Choro e lágrimas

429 21 9
                                    

Era ainda cedo,talvez cinco da manhã ou um pouco mais.
O inverno na serra fazia algumas manhãs serem cinzas e essa era uma dessas típicas manhãs.
O frio e o cinza, predominavam lá fora e dentro do quarto,o oposto acontecia.
Se desse para enxergar as emoções em cores,os tons dominantes seriam quentes.
Meu corpo junto ao do Rodrigo,a pele dele morena,a minha clarinha. Éramos combustão.
Quando sentia o corpo dele chamar pelo meu,todo o resto ficava perdido no tempo.
Beijo leve,amaciado pelo sono.
Carinho nos meus cabelos,arranhões de leve nas costas dele.
Carinho que se tornava carícia, preliminares que começavam sem intenção de ser.
E que são.
E nosso bom dia sacudia os meus sentidos.

__Bom dia.

Ele murmurou no meu ouvido,com o corpo ainda latejando do gozo sentido há instantes atrás.

__Que mal educada eu sou.
Uso teu corpo,deixo você usar o meu e nem te dou bom dia!

Beijei a curva do pescoço dele.

__Achei que você era mais educada,arrumadinha.

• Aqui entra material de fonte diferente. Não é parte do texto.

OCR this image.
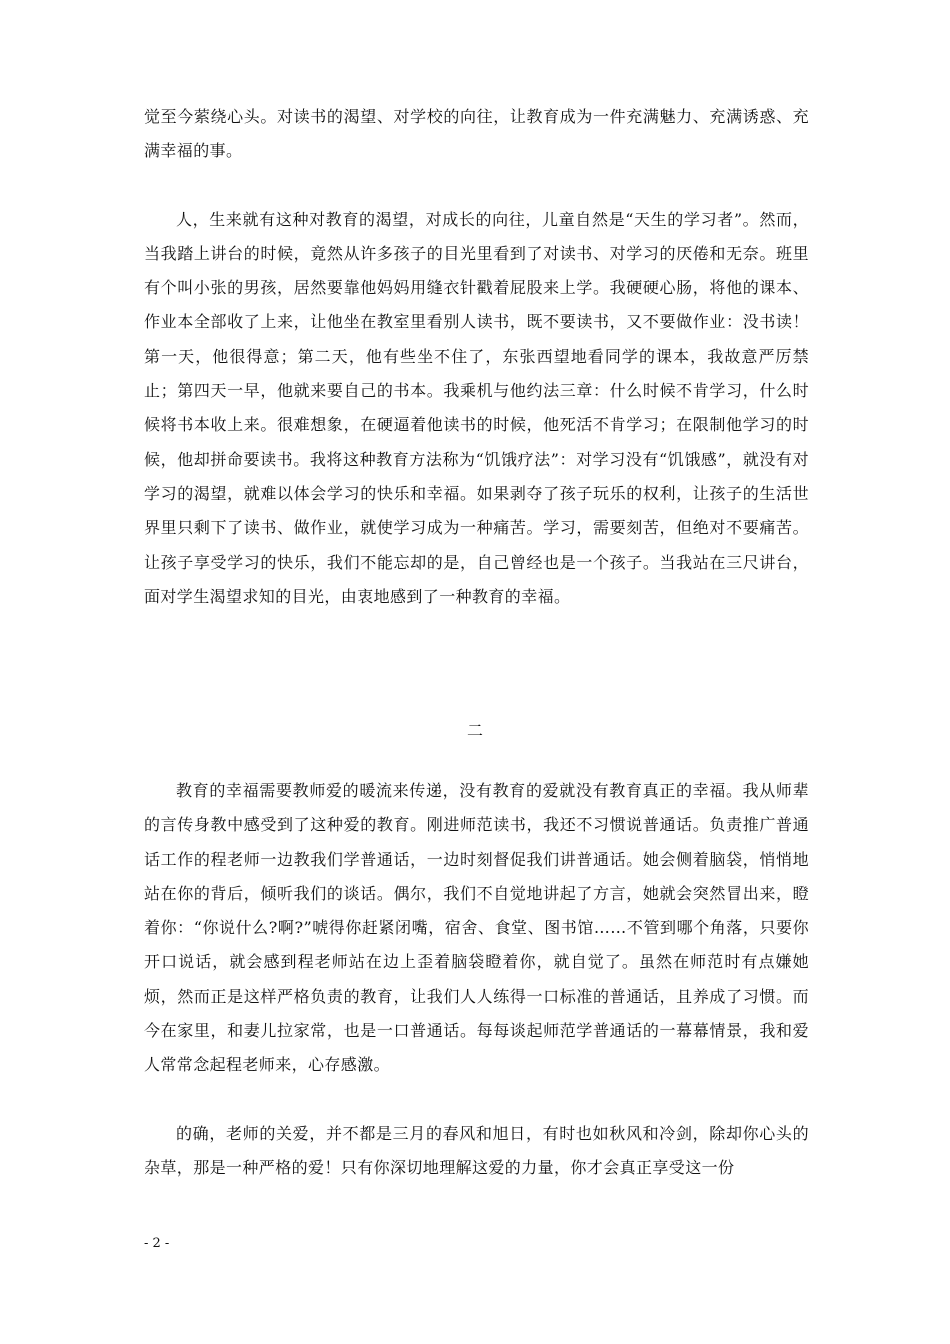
觉至今萦绕心头。对读书的渴望、对学校的向往，让教育成为一件充满魅力、充满诱惑、充满幸福的事。

人，生来就有这种对教育的渴望，对成长的向往，儿童自然是“天生的学习者”。然而，当我踏上讲台的时候，竟然从许多孩子的目光里看到了对读书、对学习的厌倦和无奈。班里有个叫小张的男孩，居然要靠他妈妈用缝衣针戳着屁股来上学。我硬硬心肠，将他的课本、作业本全部收了上来，让他坐在教室里看别人读书，既不要读书，又不要做作业：没书读！第一天，他很得意；第二天，他有些坐不住了，东张西望地看同学的课本，我故意严厉禁止；第四天一早，他就来要自己的书本。我乘机与他约法三章：什么时候不肯学习，什么时候将书本收上来。很难想象，在硬逼着他读书的时候，他死活不肯学习；在限制他学习的时候，他却拼命要读书。我将这种教育方法称为“饥饿疗法”：对学习没有“饥饿感”，就没有对学习的渴望，就难以体会学习的快乐和幸福。如果剥夺了孩子玩乐的权利，让孩子的生活世界里只剩下了读书、做作业，就使学习成为一种痛苦。学习，需要刻苦，但绝对不要痛苦。让孩子享受学习的快乐，我们不能忘却的是，自己曾经也是一个孩子。当我站在三尺讲台，面对学生渴望求知的目光，由衷地感到了一种教育的幸福。

二

教育的幸福需要教师爱的暖流来传递，没有教育的爱就没有教育真正的幸福。我从师辈的言传身教中感受到了这种爱的教育。刚进师范读书，我还不习惯说普通话。负责推广普通话工作的程老师一边教我们学普通话，一边时刻督促我们讲普通话。她会侧着脑袋，悄悄地站在你的背后，倾听我们的谈话。偶尔，我们不自觉地讲起了方言，她就会突然冒出来，瞪着你：“你说什么?啊?”唬得你赶紧闭嘴，宿舍、食堂、图书馆……不管到哪个角落，只要你开口说话，就会感到程老师站在边上歪着脑袋瞪着你，就自觉了。虽然在师范时有点嫌她烦，然而正是这样严格负责的教育，让我们人人练得一口标准的普通话，且养成了习惯。而今在家里，和妻儿拉家常，也是一口普通话。每每谈起师范学普通话的一幕幕情景，我和爱人常常念起程老师来，心存感激。

的确，老师的关爱，并不都是三月的春风和旭日，有时也如秋风和冷剑，除却你心头的杂草，那是一种严格的爱！只有你深切地理解这爱的力量，你才会真正享受这一份

- 2 -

Ele brincou,saindo de dentro de mim.

__ E só para você saber,pode usar meu corpo quando quiser.

E me beijou a boca.

Esse era nosso terceiro final de semana juntos.
Estávamos inteirando o primeiro mês juntos desde o beijo na varanda, mês esse que não poderia ter sido melhor.
Não repetimos a loucura de nos vermos todas as noites como naquela primeira semana juntos,mas nos finais de semana éramos inseparáveis.
Me levantei e peguei o celular que estava próximo a cama.
Tinha uma mensagem do Rodrigo.

__Por que você me mandou uma mensagem?

Estranhei afinal ontem,sábado havíamos ficado juntos o dia e noite inteiros.
Ele não disse nada.
Ficou me olhando com aquele jeito faceiro que me fazia a cada dia mais e mais apaixonada por ele.
Li a mensagem.

Rodrigo:
Sei que você as vezes levanta primeiro e eu não queria correr o risco de não ser o primeiro a te dar feliz aniversário.
Feliz aniversário,minha motoqueira!

Ob:Mesmo você fazendo segredo sobre a data eu descobri.
E quero comemorar com você.
Muito.
Talvez quando você ler essa mensagem a gente já tenha começado as comemorações.
Tomara!
Nunca tenho o suficiente de você.

Quando levantei os olhos da tela,ele ja estava em pé na minha frente.

__Feliz aniversário,Ju.

Ele me beijou de levinho e me ofereceu um embrulho.
Ele comprou um presente para mim?

__Que esse seu ano que se inicia para você seja incrível.

Abri e era um livro de memórias de um motoqueiro, que fez a viagem que eu tinha contado para ele que queria fazer pela América.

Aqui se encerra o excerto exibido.